Even before the COVID-19 pandemic struck the nation, millions of Americans were either living paycheck to paycheck or below the poverty level. In Harris County, the working poor are amongst the hardest hit by COVID-19. Harris County Commissioners Court took a much-needed first step to help the most vulnerable in our community by approving a $15 million COVID-19 Relief Fund that will provide support for rent, food, medical care, child care and other expenses. If approved by the Harris County Attorney’s Office, the fund will provide direct assistance to county residents who are in the most need.
“Due to the strict and exclusionary guidelines of the federal Coronavirus Aid, Relief, and Economic Security (CARES) Act, federal support will not reach all residents, especially those who need the most support,” Commissioners Ellis said. “Only by helping the most vulnerable in our community – including students and adults with disabilities who are listed as dependents, undocumented immigrants, domestic violence survivors, people experiencing homelessness and children who have aged out of foster care – will we truly recover from this crisis.”
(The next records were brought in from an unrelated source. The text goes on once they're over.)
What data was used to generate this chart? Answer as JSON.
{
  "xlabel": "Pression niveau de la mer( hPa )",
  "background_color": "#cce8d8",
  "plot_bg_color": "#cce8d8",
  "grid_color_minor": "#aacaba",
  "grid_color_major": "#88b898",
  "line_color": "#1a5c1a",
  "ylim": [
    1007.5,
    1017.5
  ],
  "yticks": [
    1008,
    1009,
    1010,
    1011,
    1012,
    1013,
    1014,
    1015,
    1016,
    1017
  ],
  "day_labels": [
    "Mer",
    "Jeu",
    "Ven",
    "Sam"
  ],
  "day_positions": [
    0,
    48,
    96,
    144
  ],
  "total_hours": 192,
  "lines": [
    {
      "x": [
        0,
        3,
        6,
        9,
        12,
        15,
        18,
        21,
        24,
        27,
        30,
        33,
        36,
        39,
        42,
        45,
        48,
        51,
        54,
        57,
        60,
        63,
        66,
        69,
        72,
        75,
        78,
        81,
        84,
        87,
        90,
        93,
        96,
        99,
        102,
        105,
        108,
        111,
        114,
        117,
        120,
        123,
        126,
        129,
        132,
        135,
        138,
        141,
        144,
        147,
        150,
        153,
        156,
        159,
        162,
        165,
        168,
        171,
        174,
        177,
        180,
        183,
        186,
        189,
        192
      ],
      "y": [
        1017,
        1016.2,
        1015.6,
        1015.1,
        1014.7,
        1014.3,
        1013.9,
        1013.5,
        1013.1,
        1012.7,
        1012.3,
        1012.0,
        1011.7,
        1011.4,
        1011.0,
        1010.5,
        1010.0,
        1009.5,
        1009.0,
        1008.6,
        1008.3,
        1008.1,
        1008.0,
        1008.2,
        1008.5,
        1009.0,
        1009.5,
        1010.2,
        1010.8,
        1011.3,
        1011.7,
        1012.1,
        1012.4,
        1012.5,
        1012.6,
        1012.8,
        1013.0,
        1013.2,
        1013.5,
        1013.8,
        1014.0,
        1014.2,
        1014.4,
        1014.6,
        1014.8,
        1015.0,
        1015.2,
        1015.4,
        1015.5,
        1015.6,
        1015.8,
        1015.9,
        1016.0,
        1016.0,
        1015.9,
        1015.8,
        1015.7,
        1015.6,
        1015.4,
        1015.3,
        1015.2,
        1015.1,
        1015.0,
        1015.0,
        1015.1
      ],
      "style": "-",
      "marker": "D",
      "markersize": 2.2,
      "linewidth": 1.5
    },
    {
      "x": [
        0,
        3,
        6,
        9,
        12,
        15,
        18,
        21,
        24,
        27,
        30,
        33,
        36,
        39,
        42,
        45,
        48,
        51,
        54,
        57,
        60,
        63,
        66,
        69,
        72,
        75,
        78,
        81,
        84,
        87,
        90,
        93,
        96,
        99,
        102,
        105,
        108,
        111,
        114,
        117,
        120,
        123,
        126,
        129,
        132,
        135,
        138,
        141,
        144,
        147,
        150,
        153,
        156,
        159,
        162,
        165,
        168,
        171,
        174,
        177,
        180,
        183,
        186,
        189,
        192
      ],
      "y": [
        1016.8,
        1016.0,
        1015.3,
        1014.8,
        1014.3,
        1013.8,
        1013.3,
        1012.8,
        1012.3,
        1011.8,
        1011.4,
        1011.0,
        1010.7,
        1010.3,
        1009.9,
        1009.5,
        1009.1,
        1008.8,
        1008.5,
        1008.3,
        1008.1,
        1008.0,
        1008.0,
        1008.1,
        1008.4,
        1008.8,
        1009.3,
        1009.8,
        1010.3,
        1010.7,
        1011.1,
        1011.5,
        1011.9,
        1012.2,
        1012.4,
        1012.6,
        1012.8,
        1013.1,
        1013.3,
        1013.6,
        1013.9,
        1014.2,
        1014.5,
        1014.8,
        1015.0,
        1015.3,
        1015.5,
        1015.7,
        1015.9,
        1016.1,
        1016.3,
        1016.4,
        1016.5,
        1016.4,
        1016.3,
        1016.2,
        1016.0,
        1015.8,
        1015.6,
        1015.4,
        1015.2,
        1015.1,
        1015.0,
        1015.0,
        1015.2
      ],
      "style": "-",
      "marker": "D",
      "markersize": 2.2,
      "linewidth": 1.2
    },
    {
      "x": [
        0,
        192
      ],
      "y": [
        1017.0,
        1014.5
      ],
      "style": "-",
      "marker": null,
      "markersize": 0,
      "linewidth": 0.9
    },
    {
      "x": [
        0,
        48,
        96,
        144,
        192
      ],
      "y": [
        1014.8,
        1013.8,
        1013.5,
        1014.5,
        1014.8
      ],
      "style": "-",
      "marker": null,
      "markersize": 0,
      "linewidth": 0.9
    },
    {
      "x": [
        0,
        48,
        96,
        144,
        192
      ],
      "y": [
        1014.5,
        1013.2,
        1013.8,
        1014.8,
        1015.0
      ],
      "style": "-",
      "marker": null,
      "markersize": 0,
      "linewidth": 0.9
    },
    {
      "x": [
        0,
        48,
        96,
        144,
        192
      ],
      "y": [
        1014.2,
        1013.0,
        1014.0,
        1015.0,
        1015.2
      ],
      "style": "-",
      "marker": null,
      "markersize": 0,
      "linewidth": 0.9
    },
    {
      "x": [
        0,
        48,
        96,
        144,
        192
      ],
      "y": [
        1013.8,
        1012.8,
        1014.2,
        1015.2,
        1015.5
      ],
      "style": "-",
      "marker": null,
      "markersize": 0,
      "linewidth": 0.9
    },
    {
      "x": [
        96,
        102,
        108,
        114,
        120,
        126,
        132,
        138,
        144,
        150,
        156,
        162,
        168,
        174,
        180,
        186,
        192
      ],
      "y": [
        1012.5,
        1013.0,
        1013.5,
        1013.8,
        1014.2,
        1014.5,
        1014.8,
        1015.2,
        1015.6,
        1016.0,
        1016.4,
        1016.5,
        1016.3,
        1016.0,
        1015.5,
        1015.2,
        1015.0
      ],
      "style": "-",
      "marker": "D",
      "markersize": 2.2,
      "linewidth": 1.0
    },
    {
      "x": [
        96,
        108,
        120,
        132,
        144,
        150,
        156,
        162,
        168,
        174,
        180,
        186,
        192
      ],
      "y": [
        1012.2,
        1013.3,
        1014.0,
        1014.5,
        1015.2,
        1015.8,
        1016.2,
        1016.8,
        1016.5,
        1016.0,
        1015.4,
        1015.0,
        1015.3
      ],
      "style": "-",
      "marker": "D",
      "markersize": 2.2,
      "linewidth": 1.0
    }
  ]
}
The Urban Institute estimates that the Houston metro area has lost more than 200,000 low-income jobs. In addition, Commissioners Court Analyst’s Office reports, since March 15, at least 169,308 initial unemployment claims have been filed by county residents. That means approximately 7% of the labor force filed for unemployment over the last four weeks.
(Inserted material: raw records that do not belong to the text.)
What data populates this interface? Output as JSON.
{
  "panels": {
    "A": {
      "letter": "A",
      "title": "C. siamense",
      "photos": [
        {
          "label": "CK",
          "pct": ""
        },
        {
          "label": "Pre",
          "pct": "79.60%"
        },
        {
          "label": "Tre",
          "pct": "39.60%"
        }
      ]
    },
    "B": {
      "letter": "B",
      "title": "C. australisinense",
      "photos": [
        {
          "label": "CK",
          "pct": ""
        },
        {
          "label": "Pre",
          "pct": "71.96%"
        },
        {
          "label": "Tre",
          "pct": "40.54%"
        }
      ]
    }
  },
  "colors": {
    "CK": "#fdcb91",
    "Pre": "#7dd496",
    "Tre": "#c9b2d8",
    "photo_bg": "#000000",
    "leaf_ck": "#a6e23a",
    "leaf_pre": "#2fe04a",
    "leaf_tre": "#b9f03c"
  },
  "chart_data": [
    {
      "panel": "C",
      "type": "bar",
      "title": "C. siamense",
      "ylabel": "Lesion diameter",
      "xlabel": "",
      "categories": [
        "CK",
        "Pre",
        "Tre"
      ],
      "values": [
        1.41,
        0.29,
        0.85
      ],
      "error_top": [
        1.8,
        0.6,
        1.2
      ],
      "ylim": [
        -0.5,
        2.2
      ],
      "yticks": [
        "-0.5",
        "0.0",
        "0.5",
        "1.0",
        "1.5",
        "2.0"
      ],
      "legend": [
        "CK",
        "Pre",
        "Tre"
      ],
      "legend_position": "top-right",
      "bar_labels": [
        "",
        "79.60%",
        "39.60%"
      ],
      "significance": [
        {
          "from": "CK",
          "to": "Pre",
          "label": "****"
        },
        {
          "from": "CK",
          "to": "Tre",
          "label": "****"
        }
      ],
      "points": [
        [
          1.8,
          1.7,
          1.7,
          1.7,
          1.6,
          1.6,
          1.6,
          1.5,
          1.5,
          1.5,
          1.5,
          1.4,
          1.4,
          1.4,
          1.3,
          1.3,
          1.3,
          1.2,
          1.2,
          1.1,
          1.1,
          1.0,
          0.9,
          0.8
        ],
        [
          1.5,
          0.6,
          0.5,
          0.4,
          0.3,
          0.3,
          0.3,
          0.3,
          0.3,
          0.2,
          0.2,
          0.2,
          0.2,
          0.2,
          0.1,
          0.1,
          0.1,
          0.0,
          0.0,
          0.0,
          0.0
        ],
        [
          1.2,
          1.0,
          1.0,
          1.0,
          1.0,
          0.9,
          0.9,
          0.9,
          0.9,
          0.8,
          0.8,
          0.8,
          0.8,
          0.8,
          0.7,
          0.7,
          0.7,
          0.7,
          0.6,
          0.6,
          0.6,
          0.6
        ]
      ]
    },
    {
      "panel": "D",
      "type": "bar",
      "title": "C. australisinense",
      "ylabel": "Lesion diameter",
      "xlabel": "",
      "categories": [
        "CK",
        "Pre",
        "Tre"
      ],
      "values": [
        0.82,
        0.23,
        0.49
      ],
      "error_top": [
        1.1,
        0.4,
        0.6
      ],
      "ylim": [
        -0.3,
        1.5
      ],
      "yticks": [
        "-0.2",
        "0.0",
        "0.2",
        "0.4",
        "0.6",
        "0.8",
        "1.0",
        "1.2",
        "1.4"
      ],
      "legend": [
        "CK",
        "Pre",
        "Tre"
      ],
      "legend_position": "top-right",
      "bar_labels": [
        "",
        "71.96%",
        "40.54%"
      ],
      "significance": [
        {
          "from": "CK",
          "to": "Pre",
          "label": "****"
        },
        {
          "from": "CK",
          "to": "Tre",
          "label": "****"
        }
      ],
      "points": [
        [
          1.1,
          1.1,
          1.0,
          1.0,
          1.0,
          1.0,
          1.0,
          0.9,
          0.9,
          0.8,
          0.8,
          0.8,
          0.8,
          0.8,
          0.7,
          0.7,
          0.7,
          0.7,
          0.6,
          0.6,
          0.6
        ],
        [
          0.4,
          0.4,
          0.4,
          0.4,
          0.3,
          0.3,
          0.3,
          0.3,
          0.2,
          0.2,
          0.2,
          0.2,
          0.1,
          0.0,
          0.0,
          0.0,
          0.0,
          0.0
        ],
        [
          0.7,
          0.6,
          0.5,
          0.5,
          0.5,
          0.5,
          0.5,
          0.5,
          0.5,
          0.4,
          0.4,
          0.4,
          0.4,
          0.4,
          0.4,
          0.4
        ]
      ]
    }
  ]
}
“A pandemic response that excludes any members of our communities will weaken its effectiveness,” Commissioner Ellis said. “Our community is only as healthy as our most vulnerable neighbors, including those who are undocumented immigrants. Additionally, undocumented immigrant households in Harris County pay $742 million in federal taxes and $448 million in local and state taxes.”
The hardest hit industries are the accommodation and food services; health care and social assistance; and retail trade – all among the lowest paid in the workforce.
“The Coronavirus pandemic has created both a health and a financial crisis,” Commissioner Ellis said. “Without financial assistance, those who lost their income due to the pandemic have to choose between physical or financial survival.”
This relief fund, which will follow the distribution model created for the Hurricane Harvey Recovery Fund, will be managed by the Greater Houston Community Foundation, which has the knowledge and capacity to administer and coordinate the distribution of the relief fund to all residents through its existing network of nonprofit safety providers.